In a memoir published decades later, Fisher indicated that after he had discussed some principles of this paper with another neurologist at an academic meeting, this person published a paper on the topic without acknowledging information from Fisher’s previously relayed experience. Without providing further details about this apparently disturbing experience, he “decided to let the matter rest. [9]” (Details about this academic accident have not been forthcoming.) C.M. Fisher published a classic, extraordinarily detailed paper, and such a purely clinical description in this age of advancing technologies (which some may consider detrimental to examination and observation skills) is a rarity today.

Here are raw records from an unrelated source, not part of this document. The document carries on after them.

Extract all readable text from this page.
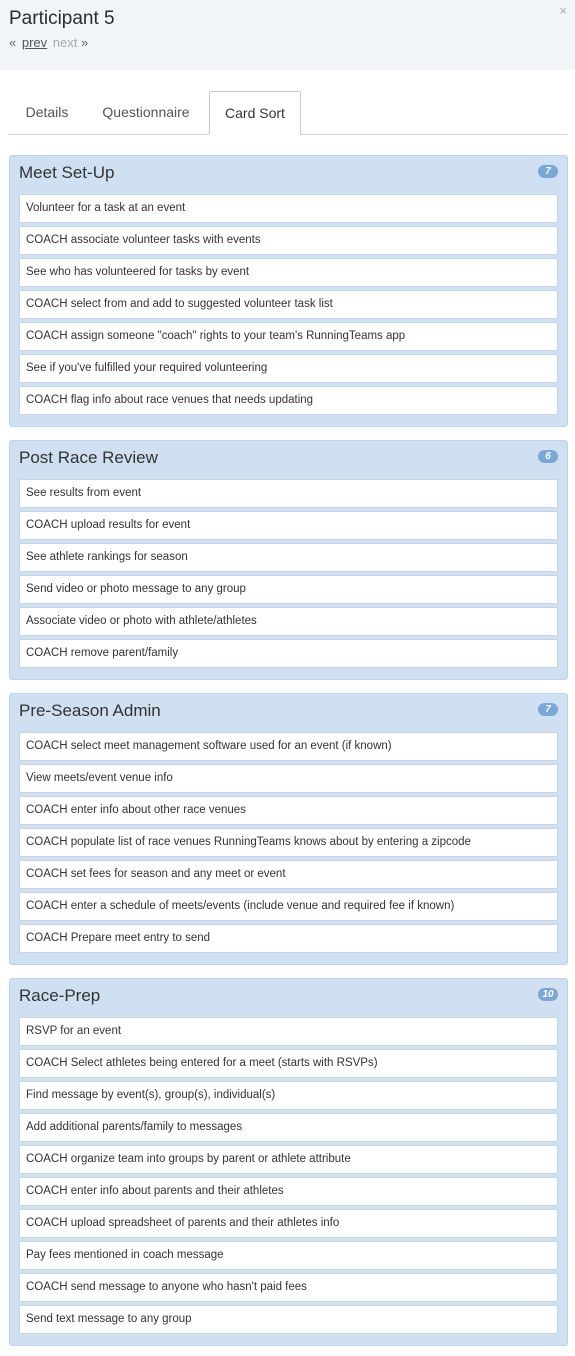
Participant 5
« prev next »
×
Details	Questionnaire	Card Sort
Meet Set-Up	7
Volunteer for a task at an event
COACH associate volunteer tasks with events
See who has volunteered for tasks by event
COACH select from and add to suggested volunteer task list
COACH assign someone "coach" rights to your team's RunningTeams app
See if you've fulfilled your required volunteering
COACH flag info about race venues that needs updating
Post Race Review	6
See results from event
COACH upload results for event
See athlete rankings for season
Send video or photo message to any group
Associate video or photo with athlete/athletes
COACH remove parent/family
Pre-Season Admin	7
COACH select meet management software used for an event (if known)
View meets/event venue info
COACH enter info about other race venues
COACH populate list of race venues RunningTeams knows about by entering a zipcode
COACH set fees for season and any meet or event
COACH enter a schedule of meets/events (include venue and required fee if known)
COACH Prepare meet entry to send
Race-Prep	10
RSVP for an event
COACH Select athletes being entered for a meet (starts with RSVPs)
Find message by event(s), group(s), individual(s)
Add additional parents/family to messages
COACH organize team into groups by parent or athlete attribute
COACH enter info about parents and their athletes
COACH upload spreadsheet of parents and their athletes info
Pay fees mentioned in coach message
COACH send message to anyone who hasn't paid fees
Send text message to any group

In 1962, McNealy and Plum [10] published their observations of clinically deteriorating patients and outlined two brain herniation syndromes. One year later, an anesthesiologist, Eckenhoff, published one of the first papers that focused on the clinical care (rather than the diagnosis) of the comatose patient [11]. Eckenhoff’s paper is not been widely known and may have been overshadowed by Plum and Posner’s [12] monograph on the diagnosis of stupor and coma in 1966. Their monograph organized the approach of comatose patients in an unprecedented way, but it is no heresy to note that the clinical observations that Fisher provided in this landmark paper provided a solid foundation for generations of future neurologists when approaching, describing, and examining, a comatose patient.